Calculator Input Form
Enter impairment ratings from your own review. Use conversion factors when a regional value must be converted to whole person impairment.
Example Data Table
This sample shows how entered ratings, conversion factors, adjustments, and apportionment can be organized.
| Component | Rating % | Factor | Adjustment % | Pre-existing % | Case-related % |
|---|---|---|---|---|---|
| Spine | 12 | 1.00 | 0 | 10 | 100 |
| Upper Extremity | 18 | 0.60 | 5 | 0 | 100 |
| Lower Extremity | 15 | 0.40 | 0 | 20 | 90 |
| Neurologic | 8 | 1.00 | 0 | 0 | 100 |
Formula Used
Component WPI = Entered Rating × Conversion Factor
Adjusted WPI = Component WPI × (1 + Clinical Adjustment ÷ 100)
Case-related WPI = Adjusted WPI × (1 − Pre-existing % ÷ 100) × (Case-related % ÷ 100)
Combined = A + B × (100 − A) ÷ 100
The combined values method prevents simple addition from exceeding logical whole person limits. This page applies the formula sequentially to each entered component.
How to Use This Calculator
- Enter the claimant, evaluator, case number, and evaluation date.
- Add impairment ratings for each applicable body system or component.
- Use a conversion factor of 1.00 when the value is already WPI.
- Enter any clinical adjustment percentage supported by your documentation.
- Add pre-existing and case-related percentages for apportionment review.
- Select the rounding style and combination order.
- Press the calculate button to view results above the form.
- Download the CSV or PDF file for documentation.
Impairment Rating Overview
Purpose of the Tool
An impairment calculation can involve many small ratings. Each value may come from a different body region, diagnosis, examination finding, or evaluator judgment. This calculator helps organize those values in one clean worksheet. It gives a structured estimate of whole person impairment. It also shows the effect of apportionment and adjustment. The goal is clarity, not replacement of professional review.

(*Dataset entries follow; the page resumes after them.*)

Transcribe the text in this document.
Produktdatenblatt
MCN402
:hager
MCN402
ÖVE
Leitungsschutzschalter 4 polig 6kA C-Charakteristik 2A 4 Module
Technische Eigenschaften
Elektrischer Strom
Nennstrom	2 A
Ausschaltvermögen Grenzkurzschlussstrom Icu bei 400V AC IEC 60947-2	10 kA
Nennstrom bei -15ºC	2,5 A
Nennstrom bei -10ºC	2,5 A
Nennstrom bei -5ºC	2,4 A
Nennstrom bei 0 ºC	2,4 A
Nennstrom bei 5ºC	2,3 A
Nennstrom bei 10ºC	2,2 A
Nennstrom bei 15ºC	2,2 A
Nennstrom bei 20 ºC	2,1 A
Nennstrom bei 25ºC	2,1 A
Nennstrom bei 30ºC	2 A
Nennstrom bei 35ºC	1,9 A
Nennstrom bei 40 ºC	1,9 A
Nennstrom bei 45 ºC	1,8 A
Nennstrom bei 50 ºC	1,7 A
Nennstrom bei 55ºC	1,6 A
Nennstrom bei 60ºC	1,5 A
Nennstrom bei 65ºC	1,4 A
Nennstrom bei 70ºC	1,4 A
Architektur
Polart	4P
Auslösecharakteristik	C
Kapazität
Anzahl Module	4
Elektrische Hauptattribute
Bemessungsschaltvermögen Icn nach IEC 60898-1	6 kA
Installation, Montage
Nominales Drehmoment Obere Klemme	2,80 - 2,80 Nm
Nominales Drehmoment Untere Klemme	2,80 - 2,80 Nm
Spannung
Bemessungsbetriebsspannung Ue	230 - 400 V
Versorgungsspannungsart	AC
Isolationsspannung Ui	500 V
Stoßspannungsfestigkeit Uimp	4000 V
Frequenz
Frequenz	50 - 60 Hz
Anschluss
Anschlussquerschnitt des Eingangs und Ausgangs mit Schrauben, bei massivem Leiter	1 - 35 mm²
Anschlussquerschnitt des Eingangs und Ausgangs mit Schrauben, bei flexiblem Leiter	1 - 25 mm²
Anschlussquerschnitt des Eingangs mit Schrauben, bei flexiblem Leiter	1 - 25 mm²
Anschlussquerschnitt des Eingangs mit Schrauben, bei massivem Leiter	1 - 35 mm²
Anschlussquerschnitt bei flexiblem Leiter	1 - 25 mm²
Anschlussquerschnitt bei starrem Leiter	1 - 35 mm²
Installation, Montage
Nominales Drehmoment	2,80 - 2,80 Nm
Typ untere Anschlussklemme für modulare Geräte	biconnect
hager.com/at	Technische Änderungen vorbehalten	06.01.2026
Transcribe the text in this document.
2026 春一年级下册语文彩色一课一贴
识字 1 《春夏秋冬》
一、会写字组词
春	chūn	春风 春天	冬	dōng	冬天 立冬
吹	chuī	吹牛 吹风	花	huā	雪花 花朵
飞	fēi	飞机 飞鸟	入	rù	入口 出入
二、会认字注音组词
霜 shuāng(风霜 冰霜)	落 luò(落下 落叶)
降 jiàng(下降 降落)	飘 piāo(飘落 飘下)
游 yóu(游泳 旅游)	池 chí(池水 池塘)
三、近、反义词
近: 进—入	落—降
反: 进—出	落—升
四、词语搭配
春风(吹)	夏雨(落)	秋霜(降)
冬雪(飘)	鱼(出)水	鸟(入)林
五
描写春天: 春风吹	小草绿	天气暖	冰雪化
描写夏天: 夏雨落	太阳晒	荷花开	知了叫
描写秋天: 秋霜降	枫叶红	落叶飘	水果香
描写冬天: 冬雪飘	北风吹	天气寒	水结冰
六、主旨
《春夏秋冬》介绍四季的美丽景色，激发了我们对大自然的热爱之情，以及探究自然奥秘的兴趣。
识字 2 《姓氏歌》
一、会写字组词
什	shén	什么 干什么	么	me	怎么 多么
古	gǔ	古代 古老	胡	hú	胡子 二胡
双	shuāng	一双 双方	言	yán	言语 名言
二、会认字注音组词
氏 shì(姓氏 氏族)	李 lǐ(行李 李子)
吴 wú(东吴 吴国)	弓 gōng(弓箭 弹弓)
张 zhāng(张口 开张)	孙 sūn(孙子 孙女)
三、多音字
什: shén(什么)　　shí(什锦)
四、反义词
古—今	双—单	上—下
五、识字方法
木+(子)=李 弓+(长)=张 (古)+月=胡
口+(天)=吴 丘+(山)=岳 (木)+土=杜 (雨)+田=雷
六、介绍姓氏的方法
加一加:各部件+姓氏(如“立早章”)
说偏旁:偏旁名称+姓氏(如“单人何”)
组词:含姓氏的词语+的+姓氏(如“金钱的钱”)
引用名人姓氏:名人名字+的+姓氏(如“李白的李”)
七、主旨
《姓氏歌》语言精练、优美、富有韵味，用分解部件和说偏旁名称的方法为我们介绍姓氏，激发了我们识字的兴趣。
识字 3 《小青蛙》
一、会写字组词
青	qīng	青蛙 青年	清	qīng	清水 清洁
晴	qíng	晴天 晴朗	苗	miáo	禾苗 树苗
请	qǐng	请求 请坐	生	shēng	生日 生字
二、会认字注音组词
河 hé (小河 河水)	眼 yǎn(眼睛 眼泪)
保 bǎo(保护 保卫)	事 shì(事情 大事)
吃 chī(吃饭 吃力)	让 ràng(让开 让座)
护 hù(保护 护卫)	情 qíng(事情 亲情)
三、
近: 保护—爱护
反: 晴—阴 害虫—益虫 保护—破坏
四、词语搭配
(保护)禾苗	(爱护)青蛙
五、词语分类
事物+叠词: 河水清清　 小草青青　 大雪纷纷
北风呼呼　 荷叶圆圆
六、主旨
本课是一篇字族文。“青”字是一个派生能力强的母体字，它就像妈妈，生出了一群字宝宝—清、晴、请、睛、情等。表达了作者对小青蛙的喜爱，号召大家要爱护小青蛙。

Why Combined Values Matter
Impairment percentages should not always be added directly. A person cannot usually be treated as more than one hundred percent impaired. Combined values reduce each later rating against the remaining unimpaired portion. For example, a second rating is applied only to what remains after the first rating. This approach keeps totals more realistic and easier to compare.
Using Conversion Factors
Some ratings are already stated as whole person impairment. Others may describe a regional impairment. A conversion factor lets you translate a regional value into a whole person estimate. This page does not provide official conversion tables. You must enter factors from the correct source, edition, jurisdiction, or evaluator worksheet. Use one point zero when no conversion is needed.
Adjustment and Apportionment
Clinical adjustment can raise or reduce a component before final combination. Apportionment can separate pre-existing conditions from the case-related portion. These entries make the worksheet more flexible. They also help explain why a final number differs from the raw rating. Always keep notes about evidence, diagnosis, examination findings, and reasoning.
Documentation Benefits
The result table gives each component, adjustment, deduction, and final case-related value. The graph makes differences easier to see. The CSV export helps with spreadsheets. The PDF export supports file review and discussion. A careful worksheet can reduce confusion during claims review, medical reporting, legal review, and settlement planning.
Frequently Asked Questions
1. Is this an official AMA Guides calculator?
No. This is an educational worksheet. It does not reproduce official tables. A qualified evaluator should verify every rating, method, edition, and jurisdiction rule.
2. What does WPI mean?
WPI means whole person impairment. It expresses impairment as a percentage of the whole person rather than only one body part or region.
3. Why is the combined value lower than simple addition?
The combined method applies each later rating to the remaining unimpaired portion. This prevents unrealistic totals from simple addition.
4. What conversion factor should I use?
Use the factor required by your evaluator worksheet, edition, jurisdiction, or source document. Use 1.00 when the entered rating is already WPI.
5. Can I enter negative adjustments?
Yes. Negative adjustment percentages reduce the component value. Use them only when supported by the chosen evaluation method and documentation.
6. What does pre-existing percentage mean?
It represents the portion of adjusted impairment attributed to prior conditions. The calculator deducts that portion before final combination.
7. What does case-related percentage mean?
It represents the remaining portion linked to the current case. The calculator multiplies adjusted impairment by this percentage after pre-existing deduction.
8. Can I use the PDF in a claim file?
You can use it as a worksheet attachment. It should not replace the evaluator report, official rating source, or legal review.